“The world in which we live is collapsing and may be nearing the breaking point.”
These words of Pope Francis in Laudate Deum, his Apostolic Exhortation this month, clearly express his anguish at our failure to act upon the message of his encyclical of eight years ago, Laudato Si’, with its powerful call to heed “The Cry of the Earth and the Cry of the Poor”.
Laudate Deum (Praise God) uses the term “climate crisis” for the first time. This is also the first time the Pope has mentioned the UN’s international climate conferences (COP). His 2015 encyclical was widely acknowledged to have influenced the COP21 summit in Paris that year, and the agreement reached there brought an air of hope.
Eight years later, however, it is clear that not enough is being done to stop the planet overheating. While Laudate Deum acknowledges some progress, the target of holding average global temperatures to under 2C above preindustrial levels, and curbing that further, to 1.5C, is slipping away. Even the UK’s ex-President of COP26 held in Glasgow, Sir Alok Sharma talked about 1.5degrees being “on life support”.
World leaders are failing to take long-term and decisive action on climate change. In some cases – including our own Prime Minister, Rishi Sunak, who has delayed measures to achieve net zero emissions by 2050 – we are going backwards. Who pays the price of this?
Laudate Deum deals robustly with those seeking to deny that there is a crisis. Claims that periods of extreme cold disprove global warming are confusing weather forecasts with well-founded, long-term scientific projections. Likewise the argument that getting to net zero is too expensive, and might cause unemployment. Pope Francis reminds us that doing nothing will cost jobs, while “the transition to renewable forms of energy, properly managed, as well as efforts to adapt to the damage caused by climate change, are capable of generating countless jobs in different sectors”.
The climate crisis is not just something in the future. As the Church’s development agency, we see that it is the poorest communities, those who are least responsible for climate change, who suffer the most from it. In Laudate Deum, Pope Francis has just reiterated that message, which we see constantly where Cafod supports partners. The recent flooding in Pakistan and Bangladesh, for example, destroyed the homes and livelihoods of hundreds of thousands of the people least able to cope, and our partners have their work cut out to support them. A drought that has ravaged across East Africa has killed millions of livestock and plunged millions of people into starvation.
What can we do? Personal actions do matter of course. We must all reduce waste, travel and seek to live simply. But Laudate Deum emphasises that “the most effective solutions will not come from individual efforts alone, but above all from major political decisions on the national and international level”.
We have to find our voice. Especially here in the UK in this run up to an election. On the national level, you can sign Cafod’s petition, urging the Prime Minister not to backtrack on climate action. And internationally, we can put pressure on leaders to ensure that the COP28 summit in Dubai, starting at the end of November, makes real commitments to fight the climate crisis. As Pope Francis says, “We must move beyond the mentality of appearing to be concerned but not having the courage needed to produce substantial changes.”
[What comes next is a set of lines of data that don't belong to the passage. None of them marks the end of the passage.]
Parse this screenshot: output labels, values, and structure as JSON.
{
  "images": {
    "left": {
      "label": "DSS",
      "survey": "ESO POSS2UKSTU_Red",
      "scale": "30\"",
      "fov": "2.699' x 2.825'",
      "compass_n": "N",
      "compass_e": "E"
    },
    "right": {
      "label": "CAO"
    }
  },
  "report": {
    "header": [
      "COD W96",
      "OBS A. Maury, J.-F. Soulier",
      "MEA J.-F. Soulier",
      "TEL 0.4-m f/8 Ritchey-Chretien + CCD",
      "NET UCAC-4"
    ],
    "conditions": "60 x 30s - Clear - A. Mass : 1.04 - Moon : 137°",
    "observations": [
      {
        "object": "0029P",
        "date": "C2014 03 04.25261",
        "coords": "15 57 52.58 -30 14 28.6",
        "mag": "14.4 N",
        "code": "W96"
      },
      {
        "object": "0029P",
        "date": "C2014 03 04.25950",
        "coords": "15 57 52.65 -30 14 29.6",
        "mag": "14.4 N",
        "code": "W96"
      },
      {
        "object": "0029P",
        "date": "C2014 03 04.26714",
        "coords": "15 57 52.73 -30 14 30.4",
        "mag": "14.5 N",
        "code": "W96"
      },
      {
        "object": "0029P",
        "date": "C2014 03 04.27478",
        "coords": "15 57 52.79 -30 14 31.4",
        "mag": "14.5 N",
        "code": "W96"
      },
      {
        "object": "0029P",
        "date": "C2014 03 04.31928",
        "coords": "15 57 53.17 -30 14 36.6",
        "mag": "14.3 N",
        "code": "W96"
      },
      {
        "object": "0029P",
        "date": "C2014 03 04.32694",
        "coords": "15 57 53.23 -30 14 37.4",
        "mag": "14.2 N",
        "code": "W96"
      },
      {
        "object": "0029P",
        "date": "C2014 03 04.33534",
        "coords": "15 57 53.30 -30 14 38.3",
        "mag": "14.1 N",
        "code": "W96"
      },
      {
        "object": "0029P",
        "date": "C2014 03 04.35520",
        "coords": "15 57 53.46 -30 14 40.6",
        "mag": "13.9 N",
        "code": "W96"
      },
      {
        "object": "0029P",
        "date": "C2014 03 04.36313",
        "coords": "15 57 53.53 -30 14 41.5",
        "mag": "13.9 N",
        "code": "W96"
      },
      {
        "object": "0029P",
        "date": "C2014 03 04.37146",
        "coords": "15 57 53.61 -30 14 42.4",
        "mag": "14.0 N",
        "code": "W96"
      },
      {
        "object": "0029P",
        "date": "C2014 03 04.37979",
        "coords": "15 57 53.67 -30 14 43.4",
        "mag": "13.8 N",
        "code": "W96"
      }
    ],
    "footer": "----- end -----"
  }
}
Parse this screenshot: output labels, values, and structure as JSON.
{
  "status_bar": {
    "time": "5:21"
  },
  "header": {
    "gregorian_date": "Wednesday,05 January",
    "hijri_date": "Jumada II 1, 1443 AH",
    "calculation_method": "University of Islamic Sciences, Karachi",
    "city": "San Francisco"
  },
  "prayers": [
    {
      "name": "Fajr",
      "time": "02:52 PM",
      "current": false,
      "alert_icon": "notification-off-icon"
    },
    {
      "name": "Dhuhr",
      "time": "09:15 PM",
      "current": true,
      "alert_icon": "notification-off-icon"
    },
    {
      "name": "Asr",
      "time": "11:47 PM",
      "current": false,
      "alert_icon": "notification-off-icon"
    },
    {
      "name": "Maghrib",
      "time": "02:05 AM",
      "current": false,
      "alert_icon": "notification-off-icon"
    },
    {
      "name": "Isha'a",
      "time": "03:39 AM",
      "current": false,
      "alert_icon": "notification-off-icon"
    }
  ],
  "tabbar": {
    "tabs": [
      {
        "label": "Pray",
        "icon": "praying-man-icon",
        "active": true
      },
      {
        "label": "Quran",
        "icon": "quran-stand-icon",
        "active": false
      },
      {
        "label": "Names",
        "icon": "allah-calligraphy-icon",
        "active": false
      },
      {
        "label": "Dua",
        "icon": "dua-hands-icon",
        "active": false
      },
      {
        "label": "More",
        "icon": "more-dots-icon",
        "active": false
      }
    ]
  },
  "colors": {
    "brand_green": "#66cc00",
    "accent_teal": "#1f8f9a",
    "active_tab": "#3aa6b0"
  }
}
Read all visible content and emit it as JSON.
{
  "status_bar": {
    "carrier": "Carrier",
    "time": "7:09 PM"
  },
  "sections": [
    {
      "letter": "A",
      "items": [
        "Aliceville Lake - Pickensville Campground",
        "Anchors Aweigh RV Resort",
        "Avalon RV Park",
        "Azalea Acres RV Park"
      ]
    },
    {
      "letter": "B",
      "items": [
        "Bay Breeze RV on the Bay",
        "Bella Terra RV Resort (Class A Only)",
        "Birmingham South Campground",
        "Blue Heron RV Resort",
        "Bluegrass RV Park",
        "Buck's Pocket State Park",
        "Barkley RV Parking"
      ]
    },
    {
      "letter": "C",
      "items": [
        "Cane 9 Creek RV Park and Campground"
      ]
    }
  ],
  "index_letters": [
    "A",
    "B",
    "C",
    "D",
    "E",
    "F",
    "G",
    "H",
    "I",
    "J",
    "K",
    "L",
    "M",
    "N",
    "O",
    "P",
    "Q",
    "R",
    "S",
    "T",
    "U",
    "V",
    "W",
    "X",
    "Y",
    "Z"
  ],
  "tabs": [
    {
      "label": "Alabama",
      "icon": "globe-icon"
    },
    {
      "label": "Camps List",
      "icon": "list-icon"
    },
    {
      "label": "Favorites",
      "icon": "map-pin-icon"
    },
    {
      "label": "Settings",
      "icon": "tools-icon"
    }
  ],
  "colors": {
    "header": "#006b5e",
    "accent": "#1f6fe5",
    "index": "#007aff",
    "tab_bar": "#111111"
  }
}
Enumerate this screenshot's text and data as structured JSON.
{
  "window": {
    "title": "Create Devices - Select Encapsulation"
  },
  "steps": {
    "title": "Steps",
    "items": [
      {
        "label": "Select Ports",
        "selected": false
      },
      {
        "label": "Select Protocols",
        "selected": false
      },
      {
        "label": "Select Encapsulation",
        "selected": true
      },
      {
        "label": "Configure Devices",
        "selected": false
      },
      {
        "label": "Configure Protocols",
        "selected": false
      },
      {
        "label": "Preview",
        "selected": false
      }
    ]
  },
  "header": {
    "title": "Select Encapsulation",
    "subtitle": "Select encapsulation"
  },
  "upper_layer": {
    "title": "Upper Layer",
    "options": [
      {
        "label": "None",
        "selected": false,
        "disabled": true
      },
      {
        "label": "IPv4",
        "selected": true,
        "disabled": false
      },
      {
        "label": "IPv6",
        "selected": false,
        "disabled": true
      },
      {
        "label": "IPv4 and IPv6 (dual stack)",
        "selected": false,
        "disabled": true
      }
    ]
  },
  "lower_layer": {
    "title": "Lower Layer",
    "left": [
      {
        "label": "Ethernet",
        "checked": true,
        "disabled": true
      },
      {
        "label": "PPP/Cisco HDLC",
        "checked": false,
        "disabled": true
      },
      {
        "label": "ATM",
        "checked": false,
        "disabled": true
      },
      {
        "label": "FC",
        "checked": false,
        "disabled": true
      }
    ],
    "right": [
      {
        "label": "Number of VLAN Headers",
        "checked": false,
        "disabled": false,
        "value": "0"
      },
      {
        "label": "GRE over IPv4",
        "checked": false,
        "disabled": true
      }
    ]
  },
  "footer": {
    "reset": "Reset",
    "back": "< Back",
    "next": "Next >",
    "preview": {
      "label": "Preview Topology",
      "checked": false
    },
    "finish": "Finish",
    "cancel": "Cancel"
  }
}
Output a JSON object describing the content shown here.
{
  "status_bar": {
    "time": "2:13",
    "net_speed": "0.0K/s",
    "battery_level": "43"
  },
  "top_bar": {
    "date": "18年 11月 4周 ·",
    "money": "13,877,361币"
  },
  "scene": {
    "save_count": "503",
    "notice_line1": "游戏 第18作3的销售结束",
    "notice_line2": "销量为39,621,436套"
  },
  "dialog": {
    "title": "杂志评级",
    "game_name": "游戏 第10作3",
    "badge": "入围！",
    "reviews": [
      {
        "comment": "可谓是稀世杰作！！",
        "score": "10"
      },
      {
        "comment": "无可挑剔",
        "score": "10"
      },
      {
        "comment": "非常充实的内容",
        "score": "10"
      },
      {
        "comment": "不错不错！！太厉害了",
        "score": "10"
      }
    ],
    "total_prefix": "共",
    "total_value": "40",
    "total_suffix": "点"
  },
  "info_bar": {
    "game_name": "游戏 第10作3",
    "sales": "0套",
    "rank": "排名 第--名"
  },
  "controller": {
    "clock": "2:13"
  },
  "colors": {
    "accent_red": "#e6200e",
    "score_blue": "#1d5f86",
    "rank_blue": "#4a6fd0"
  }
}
Francis reminds us that human beings and the earth are not replaceable commodities. We are interdependent and connected. Yet we continue to put greed over and above our love for each other, for other species, for our planet. It is not enough to make promises; we must see concrete actions that align with the urgency of the crisis we face. We do this because we are people of hope.
“To say that there is nothing to hope for would be suicidal,” Laudate Deum concludes, “for it would mean exposing all humanity, especially the poorest, to the worst impacts of climate change.”